Professional association for marketing professionals

The American Marketing Association (AMA) is a professional association for marketing professionals with 30,000 members as of 2012. It has 76 professional chapters and 250 collegiate chapters across the United States.

The AMA was formed in from the merger of two predecessor organizations, the National Association of Marketing Teachers and the American Marketing Society. It also publishes a number of handbooks and research monographs. The AMA publishes the Journal of Marketing, Journal of Marketing Research, Journal of Public Policy and Marketing, Journal of International Marketing, Journal of Interactive Marketing, and Marketing News. It sponsors the collegiate honor society, Alpha Mu Alpha.

==Organization==
The American Marketing Association has a board of directors that are elected annually by its members and a set of councils that are appointed. The headquarters are located in Chicago.

==History==
At a 1915 convention of the Associated Advertising Clubs of the World, a group of advertising teachers established the National Association of Teachers of Advertising (NATA). Initial discussions revolved around the definition of advertising and the study of advertising. The group's name changed to the National Association of Teachers of Marketing & Advertising (NATMA) and then the National Association of Teachers of Marketing (NATM) as its focus expanded to marketing, incorporating educators from a variety of disciplines, including economics and accounting.

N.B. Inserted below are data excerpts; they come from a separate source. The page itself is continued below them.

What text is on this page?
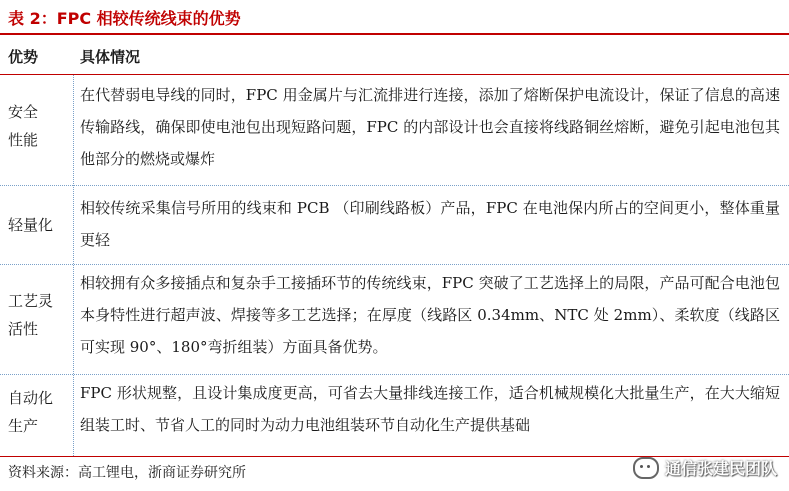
表 2：FPC 相较传统线束的优势
优势	具体情况
安全
性能
在代替弱电导线的同时，FPC 用金属片与汇流排进行连接，添加了熔断保护电流设计，保证了信息的高速传输路线，确保即使电池包出现短路问题，FPC 的内部设计也会直接将线路铜丝熔断，避免引起电池包其他部分的燃烧或爆炸
轻量化
相较传统采集信号所用的线束和 PCB （印刷线路板）产品，FPC 在电池保内所占的空间更小，整体重量更轻
工艺灵
活性
相较拥有众多接插点和复杂手工接插环节的传统线束，FPC 突破了工艺选择上的局限，产品可配合电池包本身特性进行超声波、焊接等多工艺选择；在厚度（线路区 0.34mm、NTC 处 2mm）、柔软度（线路区可实现 90°、180°弯折组装）方面具备优势。
自动化
生产
FPC 形状规整，且设计集成度更高，可省去大量排线连接工作，适合机械规模化大批量生产，在大大缩短组装工时、节省人工的同时为动力电池组装环节自动化生产提供基础
资料来源：高工锂电，浙商证券研究所	通信张建民团队
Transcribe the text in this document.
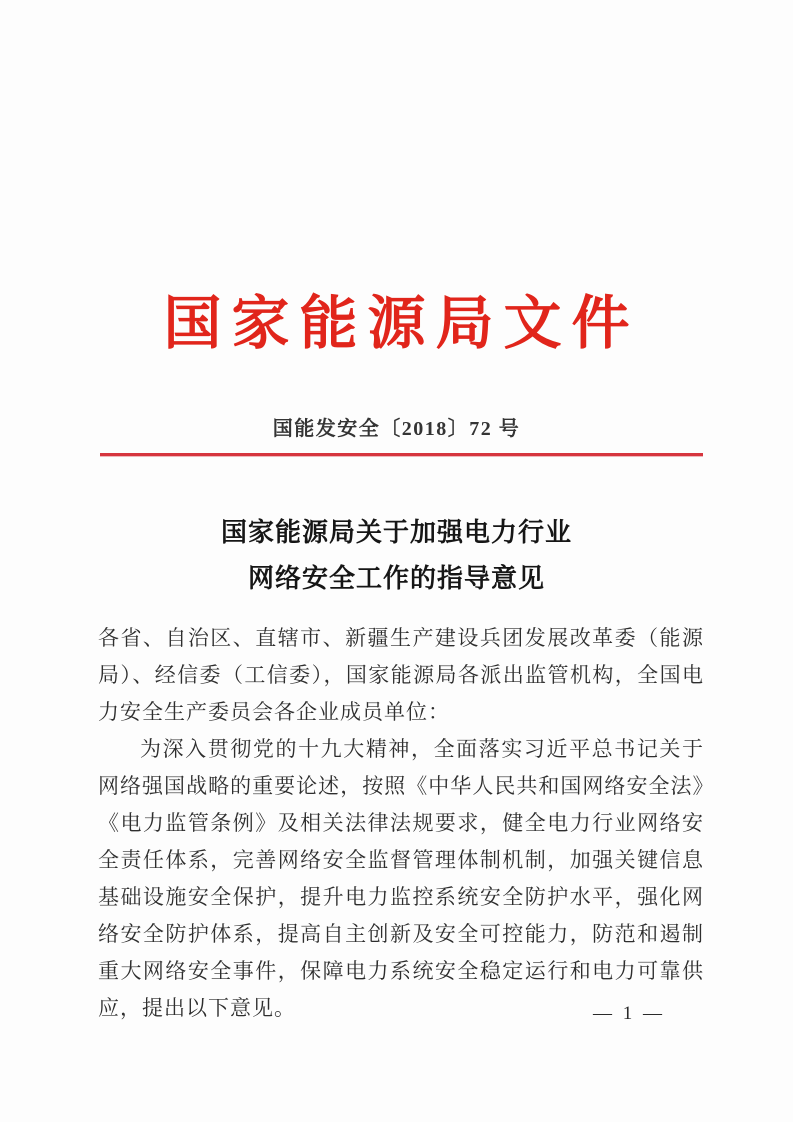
国家能源局文件
国能发安全〔2018〕72 号
国家能源局关于加强电力行业
网络安全工作的指导意见

各省、自治区、直辖市、新疆生产建设兵团发展改革委（能源局）、经信委（工信委），国家能源局各派出监管机构，全国电力安全生产委员会各企业成员单位：

为深入贯彻党的十九大精神，全面落实习近平总书记关于网络强国战略的重要论述，按照《中华人民共和国网络安全法》《电力监管条例》及相关法律法规要求，健全电力行业网络安全责任体系，完善网络安全监督管理体制机制，加强关键信息基础设施安全保护，提升电力监控系统安全防护水平，强化网络安全防护体系，提高自主创新及安全可控能力，防范和遏制重大网络安全事件，保障电力系统安全稳定运行和电力可靠供应，提出以下意见。	— 1 —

Approximately 15 years later, a second organization, the American Marketing Society (AMS), was founded, dedicated to the science of marketing. Lewis and Owen explained that the first president, Paul Nystrom, "expressed a need to find ways of lowering the cost of marketing, a concern for criticisms against marketing, and an interest in finding 'useful tools and devices in marketing practice'".

The two organizations jointly published the Journal of Marketing in 1936 and merged in 1937 to form the American Marketing Association. The association was housed at the University of Illinois in its early years and eventually moved its headquarters to Chicago as its professional staff expanded. As the study and practice of marketing became more sophisticated and specialized, the AMA also provided new offerings with the launch of the Journal of Marketing Research (1964) and acquisitions of the Journal of Public Policy & Marketing from the University of Michigan in 1990, and the Journal of International Marketing from Michigan State University in 1997. In 2022, the AMA acquired the Journal of Interactive Marketing.